Freshman forward Olivia Norchi and sophomore midfielder Katey Connolly are new additions to the varsity. “Olivia is strong physically with some great stick skills for a freshmen and Katey brings a high level of intensity to her play,’’ Burnes said.
Burnes is no stranger to competitive field hockey. She played in high school in upstate New York and later became an all-American at William Smith College after leading the school to a Division 3 national championship. Working as an assistant at her collegiate alma mater, she later coached varsity teams at St. Marks and Rivers. She currently works as a speech pathologist at the Bennett-Hemingway School in Natick.
Because there are no sectional or state championships this fall, Burnes objectives for 2020 are focused more on the process than the product.

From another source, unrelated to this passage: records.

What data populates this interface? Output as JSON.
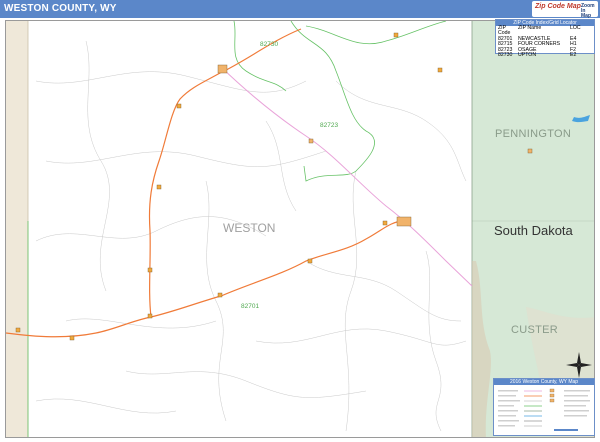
{
  "header": {
    "title": "WESTON COUNTY, WY"
  },
  "logo": {
    "brand": "Zip Code Map",
    "sub": "Zoom In Map"
  },
  "zip_table": {
    "heading": "ZIP Code Index/Grid Locator",
    "columns": [
      "ZIP Code",
      "ZIP Name",
      "LOC"
    ],
    "rows": [
      [
        "82701",
        "NEWCASTLE",
        "E4"
      ],
      [
        "82715",
        "FOUR CORNERS",
        "H1"
      ],
      [
        "82723",
        "OSAGE",
        "F2"
      ],
      [
        "82730",
        "UPTON",
        "E2"
      ]
    ]
  },
  "labels": {
    "county": "WESTON",
    "state": "South Dakota",
    "adjacent_north": "PENNINGTON",
    "adjacent_south": "CUSTER",
    "zip_a": "82730",
    "zip_b": "82723",
    "zip_c": "82701"
  },
  "legend": {
    "heading": "2016 Weston County, WY Map"
  },
  "colors": {
    "title_bar": "#5b87c9",
    "map_land": "#ffffff",
    "adjacent_land": "#d6e8d6",
    "left_strip": "#efe8d9",
    "highway": "#f07b39",
    "interstate": "#e9a3d9",
    "zip_boundary": "#66c266",
    "water": "#4aa3df",
    "roads": "#c9c9c9"
  }
}
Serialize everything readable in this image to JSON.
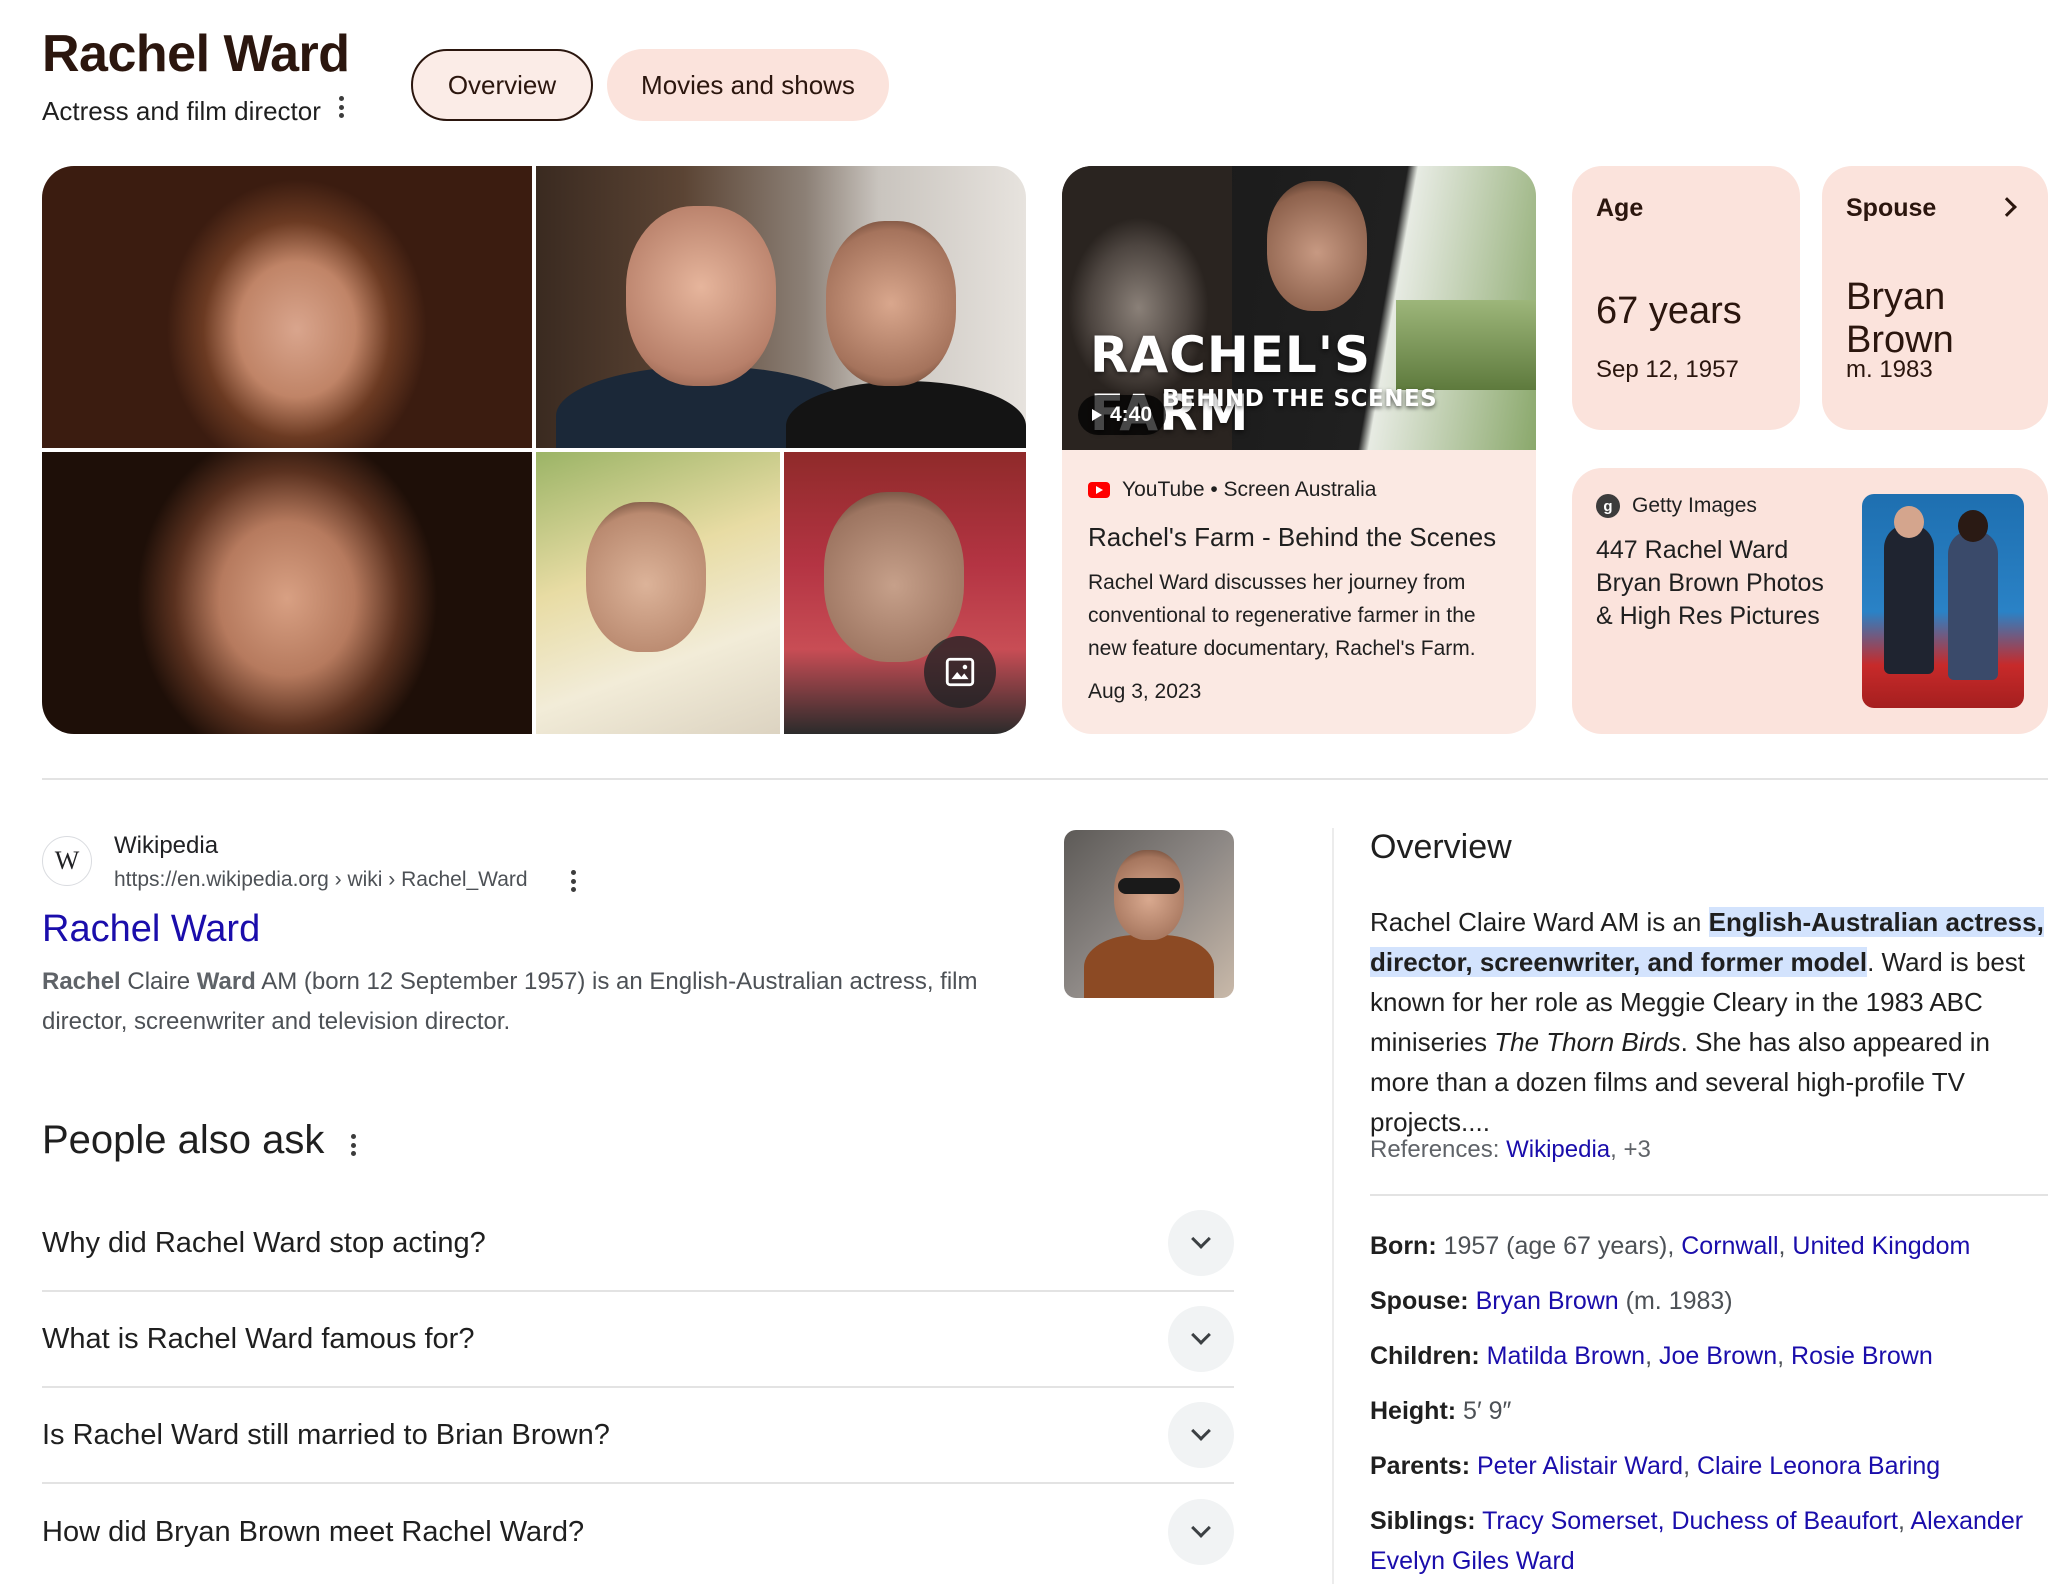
{
  "header": {
    "title": "Rachel Ward",
    "subtitle": "Actress and film director",
    "tabs": [
      {
        "label": "Overview",
        "selected": true
      },
      {
        "label": "Movies and shows",
        "selected": false
      }
    ]
  },
  "video": {
    "thumb_title": "RACHEL'S FARM",
    "thumb_subtitle": "BEHIND THE SCENES",
    "duration": "4:40",
    "source": "YouTube • Screen Australia",
    "title": "Rachel's Farm - Behind the Scenes",
    "description": "Rachel Ward discusses her journey from conventional to regenerative farmer in the new feature documentary, Rachel's Farm.",
    "date": "Aug 3, 2023"
  },
  "facts": {
    "age": {
      "label": "Age",
      "value": "67 years",
      "detail": "Sep 12, 1957"
    },
    "spouse": {
      "label": "Spouse",
      "value": "Bryan Brown",
      "detail": "m. 1983"
    }
  },
  "getty": {
    "source": "Getty Images",
    "title": "447 Rachel Ward Bryan Brown Photos & High Res Pictures"
  },
  "wiki": {
    "site": "Wikipedia",
    "url": "https://en.wikipedia.org › wiki › Rachel_Ward",
    "title": "Rachel Ward",
    "snippet_parts": [
      "Rachel",
      " Claire ",
      "Ward",
      " AM (born 12 September 1957) is an English-Australian actress, film director, screenwriter and television director."
    ]
  },
  "paa": {
    "title": "People also ask",
    "questions": [
      "Why did Rachel Ward stop acting?",
      "What is Rachel Ward famous for?",
      "Is Rachel Ward still married to Brian Brown?",
      "How did Bryan Brown meet Rachel Ward?"
    ]
  },
  "overview": {
    "title": "Overview",
    "body_pre": "Rachel Claire Ward AM is an ",
    "body_highlight": "English-Australian actress, director, screenwriter, and former model",
    "body_mid": ". Ward is best known for her role as Meggie Cleary in the 1983 ABC miniseries ",
    "body_italic": "The Thorn Birds",
    "body_post": ". She has also appeared in more than a dozen films and several high-profile TV projects....",
    "refs_label": "References: ",
    "refs_link": "Wikipedia",
    "refs_more": ", +3",
    "born_label": "Born:",
    "born_text": " 1957 (age 67 years), ",
    "born_place1": "Cornwall",
    "born_place2": "United Kingdom",
    "spouse_label": "Spouse:",
    "spouse_link": "Bryan Brown",
    "spouse_text": " (m. 1983)",
    "children_label": "Children:",
    "children": [
      "Matilda Brown",
      "Joe Brown",
      "Rosie Brown"
    ],
    "height_label": "Height:",
    "height_text": " 5′ 9″",
    "parents_label": "Parents:",
    "parents": [
      "Peter Alistair Ward",
      "Claire Leonora Baring"
    ],
    "siblings_label": "Siblings:",
    "siblings": [
      "Tracy Somerset, Duchess of Beaufort",
      "Alexander Evelyn Giles Ward"
    ]
  },
  "icons": {
    "gallery": "image-gallery-icon",
    "kebab": "more-vert-icon",
    "chevron": "chevron-down-icon"
  },
  "colors": {
    "accent_bg": "#fbe3dc",
    "title_brown": "#2b160e",
    "link": "#1a0dab",
    "highlight": "#d3e3fd"
  }
}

“Since there are no post-season sectionals or state tourneys, we’re stressing the importance of enjoying the process,’’ she emphasized. “It’s more about loving field hockey, loving the opportunity of being with teammates and working as a unit, and also gaining satisfaction by improving one’s skills.’’
The coronavirus pandemic created lots of tragedy and uneasiness, especially during the summer when student-athletes awaited word on whether they could compete this fall. That concern is now in their rear-view mirror.
“Our season is shortened but we’ll do the best we can in our games against Wellesley, Newton North, Brookline and Needham,’’ Burnes said. “Needham and Wellesley will be the strongest squads and they’re our biggest challenge.’’
For Ann Burnes and her team, the prime worry during the summer was the unknown. But, now that they’re competing in spite of changes to their sport, there’s no doubt there’s an appreciation for a return to some sense of normalcy.